The Democratic Republic of Congo has suspended a dozen senior military officers and is interrogating suspects in connection with a mass rape incident in the country's turbulent east, a spokesman for the U.N. peacekeeping department said on Thursday.
The United Nations said 126 women were raped in Minova in November after Congolese army troops fled to the town as so-called M23 rebels briefly captured the nearby provincial capital, Goma, in eastern Congo.
The U.N. special envoy to Congo, Roger Meece, told Congolese authorities in a March 25 letter they had seven days to take action on the rapes. That came after earlier U.N. demands that Congolese authorities prosecute the suspected rapists went unheeded.
"The investigations have been launched, including interviews of victims and interrogations of suspects," said U.N. peacekeeping spokesman Kieran Dwyer.
"The commanding officers and deputy commanding officers of two units, as well as the commanding officers of eight other units, have been suspended and put at the disposal of the military prosecutor," he said. "Interrogations are ongoing."
It was not immediately clear how many suspected rapists the Congolese authorities were interrogating.
The U.N. peacekeeping mission in Congo, known as MONUSCO, has a mandate to protect civilians and support operations by the Congolese army. There are more than 17,000 troops in Congo, a country the size of Western Europe.
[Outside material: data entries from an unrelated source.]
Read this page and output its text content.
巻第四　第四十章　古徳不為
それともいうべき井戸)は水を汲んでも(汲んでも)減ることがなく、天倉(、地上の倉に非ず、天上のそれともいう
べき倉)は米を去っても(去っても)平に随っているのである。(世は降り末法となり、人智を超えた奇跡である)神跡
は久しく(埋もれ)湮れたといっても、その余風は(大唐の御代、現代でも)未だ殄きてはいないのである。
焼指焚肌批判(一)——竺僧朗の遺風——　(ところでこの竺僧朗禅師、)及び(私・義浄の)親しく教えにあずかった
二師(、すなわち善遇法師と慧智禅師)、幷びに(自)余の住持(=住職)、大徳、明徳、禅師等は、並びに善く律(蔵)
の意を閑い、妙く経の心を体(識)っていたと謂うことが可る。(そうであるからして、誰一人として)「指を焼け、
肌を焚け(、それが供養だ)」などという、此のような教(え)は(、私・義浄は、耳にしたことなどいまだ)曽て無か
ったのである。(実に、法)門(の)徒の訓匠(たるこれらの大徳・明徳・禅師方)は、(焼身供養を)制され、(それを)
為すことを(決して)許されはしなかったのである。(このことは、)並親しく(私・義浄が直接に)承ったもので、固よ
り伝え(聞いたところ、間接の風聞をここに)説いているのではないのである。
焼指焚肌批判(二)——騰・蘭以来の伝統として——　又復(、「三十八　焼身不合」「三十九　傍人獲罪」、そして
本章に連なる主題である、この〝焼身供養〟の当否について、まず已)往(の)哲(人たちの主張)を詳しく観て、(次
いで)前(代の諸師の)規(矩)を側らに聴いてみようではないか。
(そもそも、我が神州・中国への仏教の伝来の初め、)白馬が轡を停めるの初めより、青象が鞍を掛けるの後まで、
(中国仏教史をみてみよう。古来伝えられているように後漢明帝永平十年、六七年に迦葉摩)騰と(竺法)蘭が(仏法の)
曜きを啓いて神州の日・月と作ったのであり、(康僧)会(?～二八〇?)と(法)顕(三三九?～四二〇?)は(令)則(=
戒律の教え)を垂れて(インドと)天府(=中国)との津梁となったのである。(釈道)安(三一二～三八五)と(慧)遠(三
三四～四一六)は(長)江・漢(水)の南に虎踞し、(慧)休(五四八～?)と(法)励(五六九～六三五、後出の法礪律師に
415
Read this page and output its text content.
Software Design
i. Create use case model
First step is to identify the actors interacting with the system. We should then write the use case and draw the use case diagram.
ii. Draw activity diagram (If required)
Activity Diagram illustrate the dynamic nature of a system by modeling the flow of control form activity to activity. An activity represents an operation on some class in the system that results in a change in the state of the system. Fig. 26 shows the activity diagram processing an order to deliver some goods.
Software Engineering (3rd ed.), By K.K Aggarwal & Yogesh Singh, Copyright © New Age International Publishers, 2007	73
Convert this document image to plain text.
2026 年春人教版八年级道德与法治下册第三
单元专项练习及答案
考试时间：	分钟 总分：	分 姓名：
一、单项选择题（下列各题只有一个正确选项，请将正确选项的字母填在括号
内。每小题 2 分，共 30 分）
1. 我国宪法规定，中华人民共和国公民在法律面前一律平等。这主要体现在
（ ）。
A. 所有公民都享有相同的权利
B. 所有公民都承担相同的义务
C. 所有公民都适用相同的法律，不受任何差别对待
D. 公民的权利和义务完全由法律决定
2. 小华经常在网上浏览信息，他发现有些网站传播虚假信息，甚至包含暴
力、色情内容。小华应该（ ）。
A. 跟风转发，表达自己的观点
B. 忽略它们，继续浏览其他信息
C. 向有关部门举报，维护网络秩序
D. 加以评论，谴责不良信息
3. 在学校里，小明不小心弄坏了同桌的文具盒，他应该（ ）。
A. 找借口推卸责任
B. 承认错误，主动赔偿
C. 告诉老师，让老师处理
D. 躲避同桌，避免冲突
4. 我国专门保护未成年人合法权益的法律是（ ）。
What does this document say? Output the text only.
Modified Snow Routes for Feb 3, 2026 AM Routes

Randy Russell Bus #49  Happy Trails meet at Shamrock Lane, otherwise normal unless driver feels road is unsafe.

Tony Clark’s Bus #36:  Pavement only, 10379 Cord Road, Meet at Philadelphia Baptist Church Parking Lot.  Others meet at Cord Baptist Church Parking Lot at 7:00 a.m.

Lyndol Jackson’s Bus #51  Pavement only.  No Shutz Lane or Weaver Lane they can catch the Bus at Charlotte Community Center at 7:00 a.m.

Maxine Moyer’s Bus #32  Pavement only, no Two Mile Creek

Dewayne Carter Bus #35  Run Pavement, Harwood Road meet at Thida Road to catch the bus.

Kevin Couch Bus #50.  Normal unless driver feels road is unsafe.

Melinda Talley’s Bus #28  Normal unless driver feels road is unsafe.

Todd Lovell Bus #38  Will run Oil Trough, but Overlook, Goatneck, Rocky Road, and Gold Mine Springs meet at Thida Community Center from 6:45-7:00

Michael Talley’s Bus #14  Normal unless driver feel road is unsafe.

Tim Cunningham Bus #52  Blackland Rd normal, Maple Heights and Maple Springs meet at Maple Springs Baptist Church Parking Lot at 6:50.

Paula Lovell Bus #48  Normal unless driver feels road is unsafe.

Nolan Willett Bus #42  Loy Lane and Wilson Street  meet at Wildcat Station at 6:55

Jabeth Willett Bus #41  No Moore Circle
The United Nations previously told Congo that it would end support to two battalions linked to the Minova rapes if it did not try the soldiers involved.
"MONUSCO is continuing to monitor progress in the judicial process," Dwyer said.
U.N. spokesman Martin Nesirky said in December that human rights abuses were reported in and around Minova between November 20 and November 30, including the 126 rapes and the killing of two civilians. Nesirky said at the time that two soldiers were charged with rape, while seven more were charged with looting.
Peacekeepers have been stretched thin by the M23 rebellion in the resource-rich eastern Congo. The U.N. Security Council last month established a special intervention force, which one senior council diplomat has said will be able to "search and destroy" the M23 rebels and other armed groups in the country.
M23 began taking parts of eastern Congo early last year, accusing the government of failing to honor a 2009 peace deal. That deal ended a previous rebellion and led to the rebels' integration into the army, but they have since deserted.
M23, which a U.N. expert panel said last year was backed by Rwanda, has struggled with infighting recently.
African leaders signed a U.N.-mediated accord in February aimed at ending two decades of conflict in eastern Congo and paving the way for the intervention force approved last month.